From Nothing to Everything

Pause Reflect Transform

Author: Nuzla Nawaz

Would you believe that I learnt one of the most important life lessons while watching Pooh Bear? Many years ago, while watching ‘Christopher Robin,’ a cherished movie to this day, I learnt from Pooh that ‘doing nothing leads to something.’ At that point in life, I was a mum with the ‘rushing-woman syndrome,’ and indeed, it hit me differently! Many years after reflecting on the woman I have become today, I am proud to say that I am a ballerina, poised with grace as the world rushes past me.

 

Once upon a time, I was a mum and a wife with a never-ending to-do list, a wealth of love in my heart, and, unfortunately, a whole lot of complaints along with a multitude of resentments. It was a time in my life when everything overwhelmed me. While rushing to get my household chores done, keep the house spic and span, meet work deadlines and financial responsibilities, do school runs, care for my loved ones, and do a zillion other things that needed doing, I found myself on an emotional high, waging war within myself as well as with the ones I love, unknowingly and sometimes knowingly. Due to my daily battle with my never-ending to-do list and overcharged emotions on the verge of erupting like Mount Fuji, my loved ones were walking on eggshells around me.
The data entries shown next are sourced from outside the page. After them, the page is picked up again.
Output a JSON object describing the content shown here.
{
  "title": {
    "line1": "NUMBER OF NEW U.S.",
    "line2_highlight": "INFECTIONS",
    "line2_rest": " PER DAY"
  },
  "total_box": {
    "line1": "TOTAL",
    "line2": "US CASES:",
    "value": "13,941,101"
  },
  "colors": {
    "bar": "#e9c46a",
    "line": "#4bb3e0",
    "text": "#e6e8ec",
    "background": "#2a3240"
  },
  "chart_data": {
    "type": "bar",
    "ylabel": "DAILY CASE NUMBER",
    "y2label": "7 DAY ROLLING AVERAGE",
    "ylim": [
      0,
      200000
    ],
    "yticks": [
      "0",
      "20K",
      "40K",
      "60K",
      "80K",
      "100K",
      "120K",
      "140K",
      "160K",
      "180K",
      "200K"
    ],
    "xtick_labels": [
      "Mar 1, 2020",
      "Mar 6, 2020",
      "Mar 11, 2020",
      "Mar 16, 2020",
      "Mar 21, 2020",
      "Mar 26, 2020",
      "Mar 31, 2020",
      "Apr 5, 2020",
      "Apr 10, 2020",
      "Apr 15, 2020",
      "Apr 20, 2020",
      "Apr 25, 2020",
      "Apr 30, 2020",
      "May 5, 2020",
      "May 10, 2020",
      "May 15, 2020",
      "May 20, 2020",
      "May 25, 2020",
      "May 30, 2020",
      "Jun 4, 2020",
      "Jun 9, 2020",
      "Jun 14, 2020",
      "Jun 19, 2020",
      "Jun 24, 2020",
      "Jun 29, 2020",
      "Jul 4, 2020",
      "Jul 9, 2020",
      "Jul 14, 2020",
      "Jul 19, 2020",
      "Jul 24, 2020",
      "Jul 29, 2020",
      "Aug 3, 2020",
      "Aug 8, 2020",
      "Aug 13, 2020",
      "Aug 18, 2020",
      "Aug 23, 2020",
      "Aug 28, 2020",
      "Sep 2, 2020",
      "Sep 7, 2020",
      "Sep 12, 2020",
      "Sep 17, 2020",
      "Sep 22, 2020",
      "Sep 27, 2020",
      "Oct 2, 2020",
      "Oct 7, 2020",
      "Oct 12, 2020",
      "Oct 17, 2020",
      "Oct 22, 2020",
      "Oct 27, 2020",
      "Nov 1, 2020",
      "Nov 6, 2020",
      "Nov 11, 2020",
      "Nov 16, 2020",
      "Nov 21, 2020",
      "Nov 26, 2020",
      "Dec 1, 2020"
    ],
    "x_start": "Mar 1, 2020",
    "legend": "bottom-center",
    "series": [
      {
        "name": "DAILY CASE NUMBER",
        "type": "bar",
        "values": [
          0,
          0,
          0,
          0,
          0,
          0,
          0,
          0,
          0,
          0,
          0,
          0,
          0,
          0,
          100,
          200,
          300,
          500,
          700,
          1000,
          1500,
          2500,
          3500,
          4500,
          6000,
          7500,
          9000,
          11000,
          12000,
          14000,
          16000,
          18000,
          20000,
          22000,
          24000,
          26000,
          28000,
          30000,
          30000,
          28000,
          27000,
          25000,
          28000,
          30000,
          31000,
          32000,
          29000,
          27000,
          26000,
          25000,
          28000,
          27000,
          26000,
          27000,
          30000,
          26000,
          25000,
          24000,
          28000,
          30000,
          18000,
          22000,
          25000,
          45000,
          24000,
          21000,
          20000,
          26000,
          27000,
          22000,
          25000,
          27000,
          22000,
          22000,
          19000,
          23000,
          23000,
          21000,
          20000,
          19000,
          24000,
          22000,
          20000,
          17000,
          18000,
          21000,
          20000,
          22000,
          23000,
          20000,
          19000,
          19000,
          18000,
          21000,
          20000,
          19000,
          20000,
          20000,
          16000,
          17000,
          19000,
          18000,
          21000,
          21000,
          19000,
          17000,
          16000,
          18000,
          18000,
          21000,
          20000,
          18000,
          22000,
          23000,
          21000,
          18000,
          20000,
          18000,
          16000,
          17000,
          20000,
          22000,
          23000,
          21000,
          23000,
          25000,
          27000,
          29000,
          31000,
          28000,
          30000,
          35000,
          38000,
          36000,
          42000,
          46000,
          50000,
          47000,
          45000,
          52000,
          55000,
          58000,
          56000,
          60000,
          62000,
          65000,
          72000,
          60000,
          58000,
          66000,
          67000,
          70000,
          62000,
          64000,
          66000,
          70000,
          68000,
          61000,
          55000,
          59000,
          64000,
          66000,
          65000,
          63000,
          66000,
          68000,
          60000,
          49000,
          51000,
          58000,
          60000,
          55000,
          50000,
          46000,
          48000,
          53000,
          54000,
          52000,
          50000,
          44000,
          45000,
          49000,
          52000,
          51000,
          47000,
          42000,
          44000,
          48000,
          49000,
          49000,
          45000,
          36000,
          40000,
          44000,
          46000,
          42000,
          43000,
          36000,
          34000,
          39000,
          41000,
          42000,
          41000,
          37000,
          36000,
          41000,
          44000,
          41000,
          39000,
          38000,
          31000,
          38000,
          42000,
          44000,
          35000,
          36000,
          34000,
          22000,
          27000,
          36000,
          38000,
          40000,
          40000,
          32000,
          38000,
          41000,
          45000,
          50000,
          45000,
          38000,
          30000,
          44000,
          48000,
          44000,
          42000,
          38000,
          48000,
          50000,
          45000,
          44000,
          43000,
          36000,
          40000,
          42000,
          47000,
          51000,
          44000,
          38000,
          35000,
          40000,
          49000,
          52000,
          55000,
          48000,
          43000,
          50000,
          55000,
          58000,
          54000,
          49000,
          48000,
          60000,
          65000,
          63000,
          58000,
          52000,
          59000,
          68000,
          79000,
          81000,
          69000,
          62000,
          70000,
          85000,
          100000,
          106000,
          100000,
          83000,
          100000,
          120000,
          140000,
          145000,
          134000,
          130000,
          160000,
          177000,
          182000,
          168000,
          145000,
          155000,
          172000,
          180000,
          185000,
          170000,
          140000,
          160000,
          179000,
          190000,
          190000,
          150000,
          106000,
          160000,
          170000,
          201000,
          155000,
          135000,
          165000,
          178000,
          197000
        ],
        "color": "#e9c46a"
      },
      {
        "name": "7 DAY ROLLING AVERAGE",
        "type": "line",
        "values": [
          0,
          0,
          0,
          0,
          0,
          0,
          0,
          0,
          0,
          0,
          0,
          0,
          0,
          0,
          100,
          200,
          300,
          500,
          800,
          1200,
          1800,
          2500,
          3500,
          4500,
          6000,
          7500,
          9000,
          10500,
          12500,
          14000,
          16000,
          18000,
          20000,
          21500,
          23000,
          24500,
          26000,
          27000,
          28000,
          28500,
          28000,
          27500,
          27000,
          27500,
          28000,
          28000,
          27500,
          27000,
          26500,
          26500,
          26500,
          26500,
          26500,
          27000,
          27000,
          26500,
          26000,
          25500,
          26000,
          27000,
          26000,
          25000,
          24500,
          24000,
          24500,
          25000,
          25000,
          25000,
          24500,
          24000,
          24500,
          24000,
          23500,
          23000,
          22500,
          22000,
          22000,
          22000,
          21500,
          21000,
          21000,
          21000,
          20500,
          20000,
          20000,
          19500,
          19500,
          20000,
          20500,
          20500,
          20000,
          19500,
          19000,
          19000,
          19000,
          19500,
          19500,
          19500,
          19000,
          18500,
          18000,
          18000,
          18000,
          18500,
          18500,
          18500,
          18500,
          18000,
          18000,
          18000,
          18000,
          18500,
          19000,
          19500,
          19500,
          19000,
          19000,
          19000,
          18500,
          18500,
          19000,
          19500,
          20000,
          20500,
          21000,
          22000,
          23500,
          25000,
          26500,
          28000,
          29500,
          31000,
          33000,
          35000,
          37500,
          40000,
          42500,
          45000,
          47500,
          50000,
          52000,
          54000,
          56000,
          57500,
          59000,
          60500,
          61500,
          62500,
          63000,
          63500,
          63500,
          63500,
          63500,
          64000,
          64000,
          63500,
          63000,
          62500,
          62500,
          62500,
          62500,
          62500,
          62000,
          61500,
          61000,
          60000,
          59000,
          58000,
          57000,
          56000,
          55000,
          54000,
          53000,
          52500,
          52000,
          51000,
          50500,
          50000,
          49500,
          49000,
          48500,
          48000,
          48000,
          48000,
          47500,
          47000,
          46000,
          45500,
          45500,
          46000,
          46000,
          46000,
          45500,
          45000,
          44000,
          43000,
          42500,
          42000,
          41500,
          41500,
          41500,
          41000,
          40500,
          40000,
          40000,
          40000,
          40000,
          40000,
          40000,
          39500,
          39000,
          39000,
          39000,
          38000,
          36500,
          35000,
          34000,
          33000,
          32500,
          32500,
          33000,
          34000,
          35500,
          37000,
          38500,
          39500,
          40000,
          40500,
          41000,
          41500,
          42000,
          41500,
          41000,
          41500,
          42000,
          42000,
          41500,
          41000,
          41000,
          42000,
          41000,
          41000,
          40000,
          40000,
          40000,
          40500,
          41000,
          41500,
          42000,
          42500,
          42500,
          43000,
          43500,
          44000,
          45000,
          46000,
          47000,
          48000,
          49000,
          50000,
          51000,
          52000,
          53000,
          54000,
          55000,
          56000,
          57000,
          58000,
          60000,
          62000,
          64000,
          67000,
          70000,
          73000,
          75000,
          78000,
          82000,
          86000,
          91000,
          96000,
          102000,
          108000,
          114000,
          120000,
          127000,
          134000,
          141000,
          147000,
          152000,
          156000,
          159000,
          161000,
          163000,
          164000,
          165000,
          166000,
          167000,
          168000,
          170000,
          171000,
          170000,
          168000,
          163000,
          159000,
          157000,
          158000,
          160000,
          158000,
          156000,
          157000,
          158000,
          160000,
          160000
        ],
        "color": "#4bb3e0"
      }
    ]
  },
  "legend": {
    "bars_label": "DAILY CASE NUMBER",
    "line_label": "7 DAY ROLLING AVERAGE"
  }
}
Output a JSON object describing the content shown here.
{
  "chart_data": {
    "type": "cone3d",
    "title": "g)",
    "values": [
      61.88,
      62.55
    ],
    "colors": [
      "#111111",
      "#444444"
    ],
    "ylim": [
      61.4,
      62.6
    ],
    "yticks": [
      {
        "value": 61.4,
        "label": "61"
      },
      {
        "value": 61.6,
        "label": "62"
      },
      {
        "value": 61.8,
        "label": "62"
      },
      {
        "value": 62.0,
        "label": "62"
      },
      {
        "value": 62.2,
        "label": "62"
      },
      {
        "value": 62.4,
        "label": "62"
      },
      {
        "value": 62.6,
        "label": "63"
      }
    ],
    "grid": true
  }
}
Tears well in my eyes when I think that the people I wanted to serve with love were seen as responsibilities and sometimes as another burden to shoulder alone.

 

I remember coming home late after work, having listened to my children in school, only to lose my temper with my very own. Having been my bubbly self with the outside world, only to be frustrated with my husband and children. Many a day, in between my rushing, I have wondered how it is that my family expected me to be a ‘superwoman!’ As I write this, I am smiling, thinking of that moment when it suddenly dawned on me, quite out of the blue, that nobody expected me to be a ‘superwoman’ other than myself! So my vehement mantra, “I’m not a superwoman! I’m only human!” said in anger at my family during my vexed moments, was left hanging in the air until one day, one moment, I caught the words I threw so carelessly around and strung them together in a moment of silence to make sense of it all.

 

 

The power of that moment… I chose to pause and it has changed the way I live life today. Since that moment, I have made intentional decisions rather than rushing through life. It has taken me many years, many trials, and much reflection to finally understand and finally zoom in on ‘what I REALLY WANT in LIFE.’

 

Learning to pause does take quite a lot of work. A lot of unlearning. A lot of new learning. The more I practiced and continue to consciously practice pausing, I found and find freedom! Exhilaration!

 

In our fast-paced lives, pausing might feel like an elusive skill people talk about cultivating. You might feel that it is for the ones who have succeeded in life and somehow or the other manifested this time. I believe, through my own experience, that pausing and resetting is not about going on a vacation. It can be that too. However, for me, this has multiple dimensions. It is about pausing moment to moment to re-set during our busy workdays, to find pockets of peace, to feel rejuvenated, and to have calmness of mind. It can be to pause before responding in a manner that you might regret later as well. It can even be about being present in the moment to enjoy the essence of the experience while my daughter talks about her love for BTS or my son talks about his newfound interest in volleyball through anime and how the school disciplinarian confiscated the volleyball while taking in their play of emotions on their innocent faces that I so dearly love. Drinking my morning cup of tea, gazing at the fish darting in the tank, thinking of what lies ahead in the day is pausing for me. Waking up early to have a few quiet hours to reflect and journal, one hour of exercise, as well as making plans for my new career move is pausing for me. Whether it is catching a family movie with my kids, going on a weekly date with my hubby, or finding little pockets of time for our family gratitude circle before bedtime or a walk at the Bellanwila walking path, I have realized that I have finally started living life the day I started to pause. I started really living for what I wanted and what I loved.

 

This profound treasure I have come upon is just the beginning, Alhamdulillah! As I walk on this path, I tell myself to be consistent and conscious of the need for balance along with compassion for myself, as Rome was not built in a day.

 

The power of the pause has been quite phenomenal for me. It can be for you too.